Haiti quake toll tops 200,000
PORT-AU-PRINCE: The death toll in the Haiti quake has swelled to 200,000, Prime Minister Jean-Max Bellerive said yesterday as angry protests over the slow arrival of aid flared on the rubble-strewn streets.
More than three weeks after the 7.0-magnitude earthquake, Bellerive said his
tiny Caribbean nation had been ravaged by “a disaster on a planetary scale” and detailed the tragic toll suffered by his people.
“There are more than 200,000 people who have been clearly identified as people who are dead,” he said in an interview with AFP, adding that another 300,000 injured had been treated, 250,000 homes had been destroyed and 30,000 businesses lost.

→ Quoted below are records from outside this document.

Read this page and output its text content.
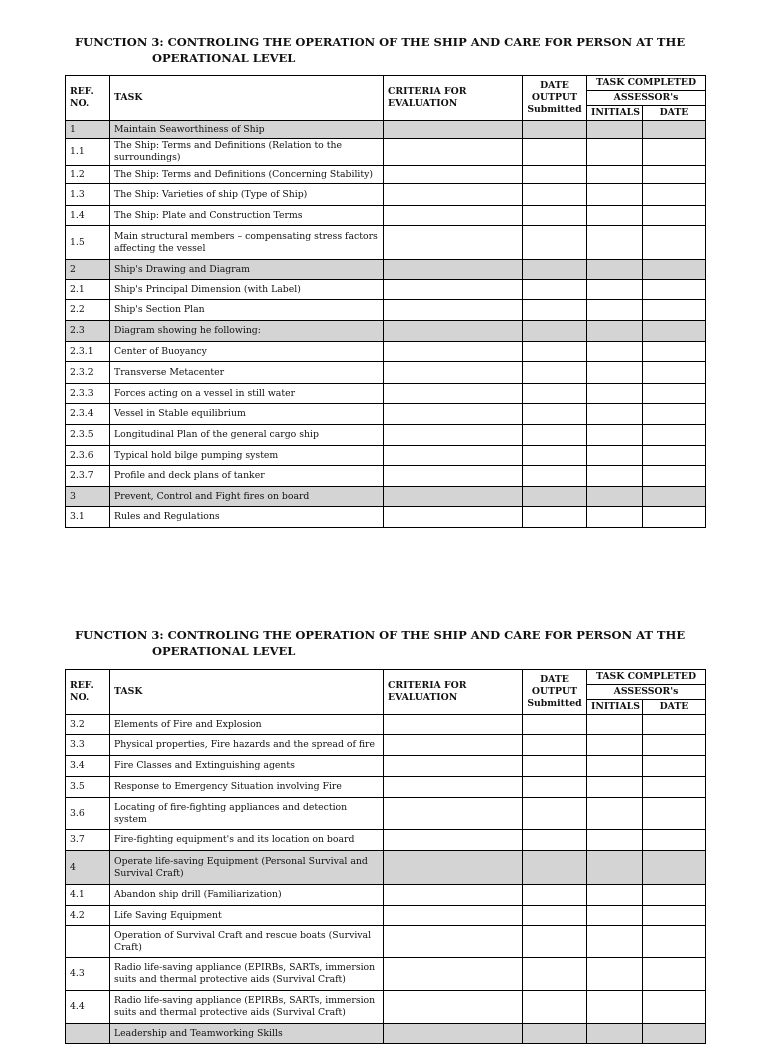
FUNCTION 3: CONTROLING THE OPERATION OF THE SHIP AND CARE FOR PERSON AT THE
OPERATIONAL LEVEL
REF. NO.	TASK	CRITERIA FOR EVALUATION	DATE OUTPUT Submitted	TASK COMPLETED	
				ASSESSOR's	
				INITIALS	DATE
1	Maintain Seaworthiness of Ship				
1.1	The Ship: Terms and Definitions (Relation to the surroundings)				
1.2	The Ship: Terms and Definitions (Concerning Stability)				
1.3	The Ship: Varieties of ship (Type of Ship)				
1.4	The Ship: Plate and Construction Terms				
1.5	Main structural members – compensating stress factors affecting the vessel				
2	Ship's Drawing and Diagram				
2.1	Ship's Principal Dimension (with Label)				
2.2	Ship's Section Plan				
2.3	Diagram showing he following:				
2.3.1	Center of Buoyancy				
2.3.2	Transverse Metacenter				
2.3.3	Forces acting on a vessel in still water				
2.3.4	Vessel in Stable equilibrium				
2.3.5	Longitudinal Plan of the general cargo ship				
2.3.6	Typical hold bilge pumping system				
2.3.7	Profile and deck plans of tanker				
3	Prevent, Control and Fight fires on board				
3.1	Rules and Regulations				
FUNCTION 3: CONTROLING THE OPERATION OF THE SHIP AND CARE FOR PERSON AT THE
OPERATIONAL LEVEL
REF. NO.	TASK	CRITERIA FOR EVALUATION	DATE OUTPUT Submitted	TASK COMPLETED	
				ASSESSOR's	
				INITIALS	DATE
3.2	Elements of Fire and Explosion				
3.3	Physical properties, Fire hazards and the spread of fire				
3.4	Fire Classes and Extinguishing agents				
3.5	Response to Emergency Situation involving Fire				
3.6	Locating of fire-fighting appliances and detection system				
3.7	Fire-fighting equipment's and its location on board				
4	Operate life-saving Equipment (Personal Survival and Survival Craft)				
4.1	Abandon ship drill (Familiarization)				
4.2	Life Saving Equipment				
	Operation of Survival Craft and rescue boats (Survival Craft)				
4.3	Radio life-saving appliance (EPIRBs, SARTs, immersion suits and thermal protective aids (Survival Craft)				
4.4	Radio life-saving appliance (EPIRBs, SARTs, immersion suits and thermal protective aids (Survival Craft)				
	Leadership and Teamworking Skills				
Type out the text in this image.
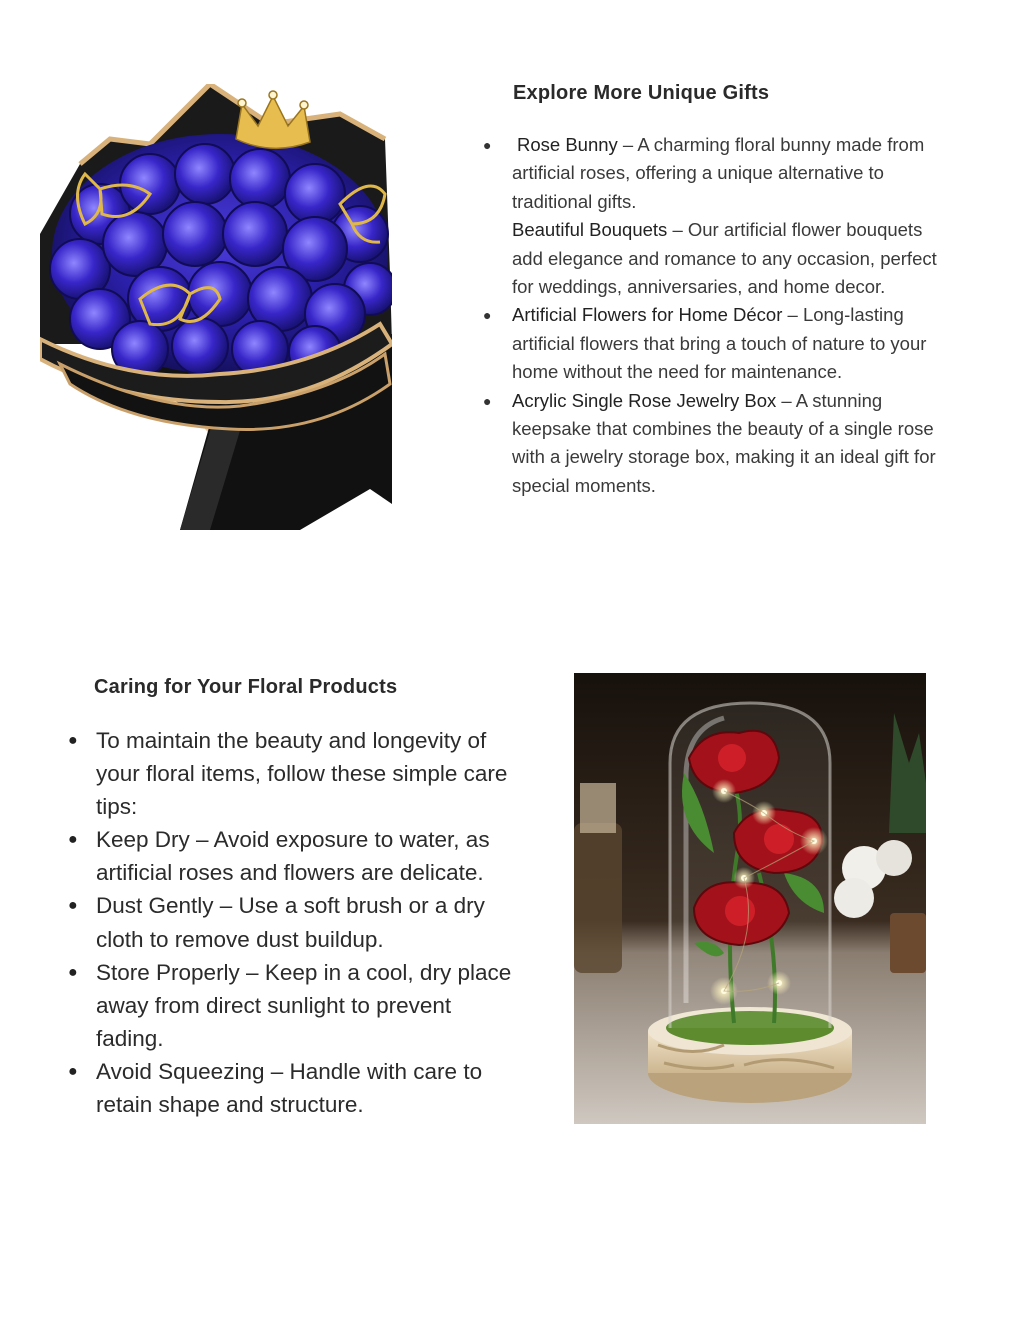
Explore More Unique Gifts
● Rose Bunny – A charming floral bunny made from artificial roses, offering a unique alternative to traditional gifts.
Beautiful Bouquets – Our artificial flower bouquets add elegance and romance to any occasion, perfect for weddings, anniversaries, and home decor.
● Artificial Flowers for Home Décor – Long-lasting artificial flowers that bring a touch of nature to your home without the need for maintenance.
● Acrylic Single Rose Jewelry Box – A stunning keepsake that combines the beauty of a single rose with a jewelry storage box, making it an ideal gift for special moments.
Caring for Your Floral Products
● To maintain the beauty and longevity of your floral items, follow these simple care tips:
● Keep Dry – Avoid exposure to water, as artificial roses and flowers are delicate.
● Dust Gently – Use a soft brush or a dry cloth to remove dust buildup.
● Store Properly – Keep in a cool, dry place away from direct sunlight to prevent fading.
● Avoid Squeezing – Handle with care to retain shape and structure.
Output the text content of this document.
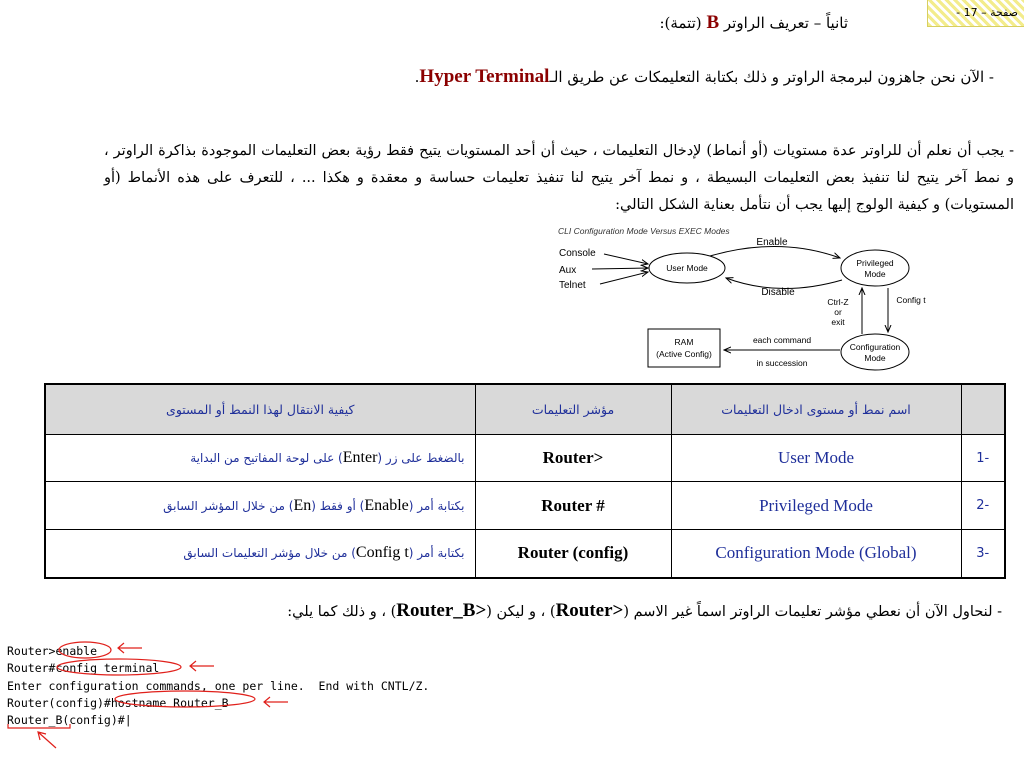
صفحة – 17 -
ثانياً – تعريف الراوتر B (تتمة):
- الآن نحن جاهزون لبرمجة الراوتر و ذلك بكتابة التعليمكات عن طريق الـHyper Terminal.
- يجب أن نعلم أن للراوتر عدة مستويات (أو أنماط) لإدخال التعليمات ، حيث أن أحد المستويات يتيح فقط رؤية بعض التعليمات الموجودة بذاكرة الراوتر ، و نمط آخر يتيح لنا تنفيذ بعض التعليمات البسيطة ، و نمط آخر يتيح لنا تنفيذ تعليمات حساسة و معقدة و هكذا ... ، للتعرف على هذه الأنماط (أو المستويات) و كيفية الولوج إليها يجب أن نتأمل بعناية الشكل التالي:
CLI Configuration Mode Versus EXEC Modes
Console
Aux
Telnet
User Mode	Privileged
Mode
Configuration
Mode
RAM
(Active Config)
Enable
Disable
Ctrl-Z
or
exit
Config t
each command
in succession
	اسم نمط أو مستوى ادخال التعليمات	مؤشر التعليمات	كيفية الانتقال لهذا النمط أو المستوى
-1	User Mode	Router>	بالضغط على زر (Enter) على لوحة المفاتيح من البداية
-2	Privileged Mode	Router #	بكتابة أمر (Enable) أو فقط (En) من خلال المؤشر السابق
-3	Configuration Mode (Global)	Router (config)	بكتابة أمر (Config t) من خلال مؤشر التعليمات السابق
- لنحاول الآن أن نعطي مؤشر تعليمات الراوتر اسماً غير الاسم (Router>) ، و ليكن (Router_B>) ، و ذلك كما يلي:
Router>enable
Router#config terminal
Enter configuration commands, one per line.  End with CNTL/Z.
Router(config)#hostname Router_B
Router_B(config)#|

At least 4,000 amputations have also been carried out due to horrific crush injuries — a shocking figure which
is likely to strain the impoverished nation’s already
meager resources for years to come.
Bellerive said he has proposed the formation of an “emergency government” in Haiti to focus on the crisis, but insisted that the authorities, devastated as their ranks have been by the disaster, remained “in control of the situation.” Despite a massive aid operation, a lack of coordination and the sheer extent of the damage have hampered the distribution of food and water leading to mounting tensions among a million people left homeless.

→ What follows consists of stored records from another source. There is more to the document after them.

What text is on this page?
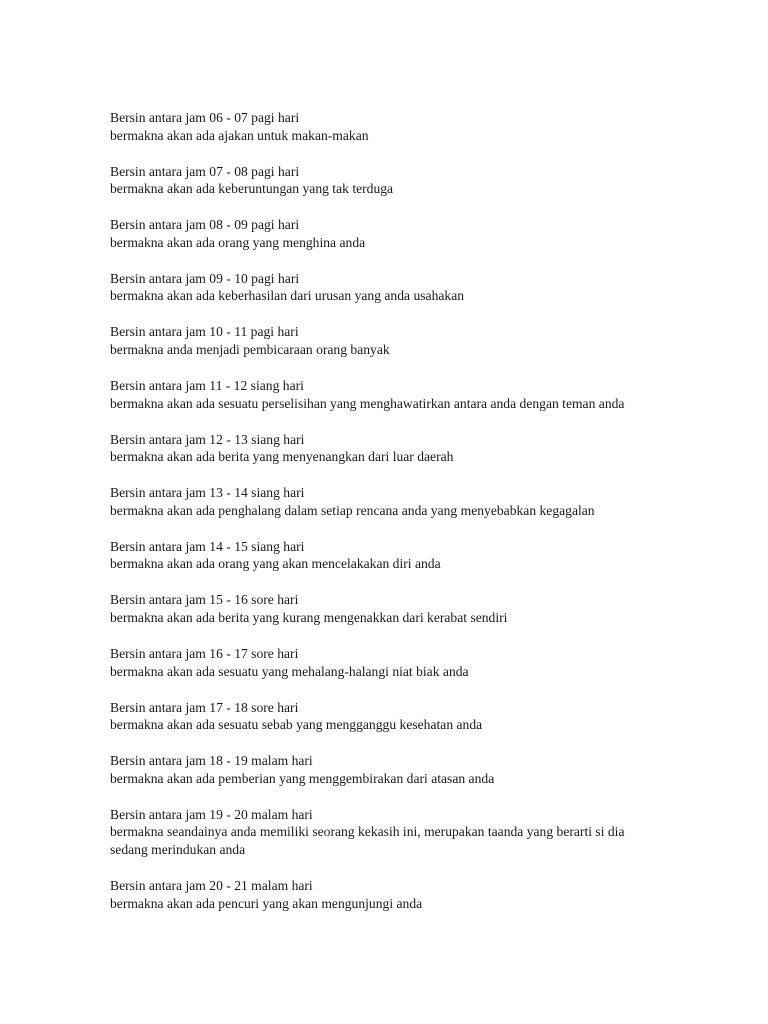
Bersin antara jam 06 - 07 pagi hari

bermakna akan ada ajakan untuk makan-makan

Bersin antara jam 07 - 08 pagi hari

bermakna akan ada keberuntungan yang tak terduga

Bersin antara jam 08 - 09 pagi hari

bermakna akan ada orang yang menghina anda

Bersin antara jam 09 - 10 pagi hari

bermakna akan ada keberhasilan dari urusan yang anda usahakan

Bersin antara jam 10 - 11 pagi hari

bermakna anda menjadi pembicaraan orang banyak

Bersin antara jam 11 - 12 siang hari

bermakna akan ada sesuatu perselisihan yang menghawatirkan antara anda dengan teman anda

Bersin antara jam 12 - 13 siang hari

bermakna akan ada berita yang menyenangkan dari luar daerah

Bersin antara jam 13 - 14 siang hari

bermakna akan ada penghalang dalam setiap rencana anda yang menyebabkan kegagalan

Bersin antara jam 14 - 15 siang hari

bermakna akan ada orang yang akan mencelakakan diri anda

Bersin antara jam 15 - 16 sore hari

bermakna akan ada berita yang kurang mengenakkan dari kerabat sendiri

Bersin antara jam 16 - 17 sore hari

bermakna akan ada sesuatu yang mehalang-halangi niat biak anda

Bersin antara jam 17 - 18 sore hari

bermakna akan ada sesuatu sebab yang mengganggu kesehatan anda

Bersin antara jam 18 - 19 malam hari

bermakna akan ada pemberian yang menggembirakan dari atasan anda

Bersin antara jam 19 - 20 malam hari

bermakna seandainya anda memiliki seorang kekasih ini, merupakan taanda yang berarti si dia sedang merindukan anda

Bersin antara jam 20 - 21 malam hari

bermakna akan ada pencuri yang akan mengunjungi anda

“The Haitian government has done nothing for us, it has not given us any work. It has not given us the food we need,” Sandrac Baptiste said bitterly as she left her makeshift tent to join angry demonstrations yesterday.
In separate protests after
a tense night when shots
were fired in the ruined
capital Port-au-Prince, some 300 people gathered outside the mayor’s office in the
once upscale Petionville neighbourhood.
Meanwhile, a group of US Christians were to learn today whether they would be charged with trying to illegally take children out of the quake-stricken nation, a judge told AFP.